- Directed by: Tim Boxell
- Written by: Miles Murphy
- Produced by: Miles Murphy
- Starring: Gabriel Mann; Bruce McGill; Diana Scarwid; Emily Harrison; Tom Bower; Pete Postlethwaite;
- Cinematography: Hiro Narita
- Edited by: Jay Boekelheide
- Music by: Richard Gibbs Nicholas O'Toole
- Production company: Banana Peel Entertainment
- Distributed by: Indican Pictures
- Release dates: 24 April 2006 (Newport Beach International Film Festival); 25 October 2007 (US);
- Running time: 97 minutes
- Country: United States
- Language: English

= Valley of the Heart's Delight (film) =

Valley of the Heart's Delight is a 2006 American historical drama film directed by Tim Boxell, starring Gabriel Mann, Bruce McGill, Diana Scarwid, Emily Harrison, Tom Bower and Pete Postlethwaite.
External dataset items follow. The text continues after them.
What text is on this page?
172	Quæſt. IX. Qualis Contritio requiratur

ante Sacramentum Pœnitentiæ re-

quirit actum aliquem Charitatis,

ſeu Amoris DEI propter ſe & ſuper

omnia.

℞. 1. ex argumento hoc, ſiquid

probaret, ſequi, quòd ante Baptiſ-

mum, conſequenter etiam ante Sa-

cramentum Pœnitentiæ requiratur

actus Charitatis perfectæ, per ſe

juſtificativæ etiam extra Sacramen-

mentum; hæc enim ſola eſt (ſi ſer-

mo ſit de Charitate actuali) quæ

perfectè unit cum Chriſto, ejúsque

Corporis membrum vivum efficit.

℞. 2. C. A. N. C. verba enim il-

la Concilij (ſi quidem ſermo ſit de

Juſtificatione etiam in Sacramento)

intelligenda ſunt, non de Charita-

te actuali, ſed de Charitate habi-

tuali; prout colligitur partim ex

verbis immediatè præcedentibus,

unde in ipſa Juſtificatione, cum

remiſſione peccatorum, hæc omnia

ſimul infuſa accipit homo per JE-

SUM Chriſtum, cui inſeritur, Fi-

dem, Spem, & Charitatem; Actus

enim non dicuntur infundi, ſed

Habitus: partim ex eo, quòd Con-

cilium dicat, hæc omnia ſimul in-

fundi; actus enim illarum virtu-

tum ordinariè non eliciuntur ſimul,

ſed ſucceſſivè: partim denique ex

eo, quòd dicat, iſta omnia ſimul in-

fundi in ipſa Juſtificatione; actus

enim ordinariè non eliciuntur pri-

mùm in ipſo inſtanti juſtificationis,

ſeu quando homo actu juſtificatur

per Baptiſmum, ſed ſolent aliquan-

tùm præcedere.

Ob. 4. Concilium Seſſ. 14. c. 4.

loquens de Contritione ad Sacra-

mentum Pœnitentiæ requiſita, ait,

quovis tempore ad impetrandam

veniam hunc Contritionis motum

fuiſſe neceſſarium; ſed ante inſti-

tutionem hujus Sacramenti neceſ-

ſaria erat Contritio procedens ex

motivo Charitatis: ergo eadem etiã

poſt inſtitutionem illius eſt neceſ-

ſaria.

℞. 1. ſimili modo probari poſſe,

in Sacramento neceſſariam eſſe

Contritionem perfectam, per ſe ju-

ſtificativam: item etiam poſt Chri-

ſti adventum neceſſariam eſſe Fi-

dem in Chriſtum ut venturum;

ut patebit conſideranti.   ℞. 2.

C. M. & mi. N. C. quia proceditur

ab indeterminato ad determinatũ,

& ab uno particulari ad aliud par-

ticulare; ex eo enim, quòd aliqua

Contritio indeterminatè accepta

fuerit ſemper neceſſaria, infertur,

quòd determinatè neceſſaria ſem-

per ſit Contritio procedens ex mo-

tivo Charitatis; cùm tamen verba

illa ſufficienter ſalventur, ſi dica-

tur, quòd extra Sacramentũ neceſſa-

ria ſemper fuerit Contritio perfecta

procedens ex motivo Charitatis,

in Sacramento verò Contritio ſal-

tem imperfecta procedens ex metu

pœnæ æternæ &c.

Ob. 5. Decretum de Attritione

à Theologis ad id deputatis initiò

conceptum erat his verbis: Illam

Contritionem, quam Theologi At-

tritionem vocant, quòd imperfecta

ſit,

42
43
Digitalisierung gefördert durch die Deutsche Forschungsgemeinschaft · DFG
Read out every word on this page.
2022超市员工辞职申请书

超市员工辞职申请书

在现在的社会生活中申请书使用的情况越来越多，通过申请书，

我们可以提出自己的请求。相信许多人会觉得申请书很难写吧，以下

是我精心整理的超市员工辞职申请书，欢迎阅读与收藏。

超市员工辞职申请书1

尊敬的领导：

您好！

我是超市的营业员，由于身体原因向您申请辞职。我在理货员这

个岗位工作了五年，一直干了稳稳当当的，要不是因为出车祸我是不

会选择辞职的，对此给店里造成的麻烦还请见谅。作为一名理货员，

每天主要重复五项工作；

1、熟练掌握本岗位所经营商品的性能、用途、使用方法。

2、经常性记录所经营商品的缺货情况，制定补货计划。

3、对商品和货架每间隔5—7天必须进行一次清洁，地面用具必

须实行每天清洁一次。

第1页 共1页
The film is a fictionalized version of the abduction and murder of Brooke Hart and the lynching of Thomas Harold Thurmond and John M. Holmes.

==Cast==
- Gabriel Mann as Jack Pacheco
- Bruce McGill as Horace Walsh
- Diana Scarwid as Natalie Walsh
- Emily Harrison as Helen Walsh
- Tom Bower as Sheriff Ackle
- Pete Postlethwaite as Albion Munson
- Ron Roggé as Deputy Dully
- Val Diamond as Sylvia Daumier
- Ed Holmes as Gov. Brodie
- David Barth as Raplh Rutz
- Cully Fredricksen as Agent Tucker
- Howard Swain as Bill Vente
- Robert Kennedy as James Sullivan
- Ralph Miller as Tom Stanton
- Robert Ernst as Ernest Maloney
- Rod Gnapp as Harlan Grasso
- Phil Stockton as Mr. Brewster
- Ralph Peduto as Vegetable Man
- Nick Scoggin as Organizer Two
- Omar Avila as Prisoner
- Carl Bressler as Harold Berg
- Corey Fischer as Frightened Man
- Eric Toms as College Man #1

==Release==
The film opened on 26 October 2007 in San Jose, California.

==Reception==
Dennis Harvey of Variety wrote, "Pedestrian handling, a clumsy script and some poor acting from name and local thesps alike squander the story’s potential."

Jud Cost of Magnet called the direction "amateurish" and "hamfisted", the script "lousy" and "cliche-ridden", the cinematography "murky", and the editing "random". Cost also criticised the performances of Mann and Harrison.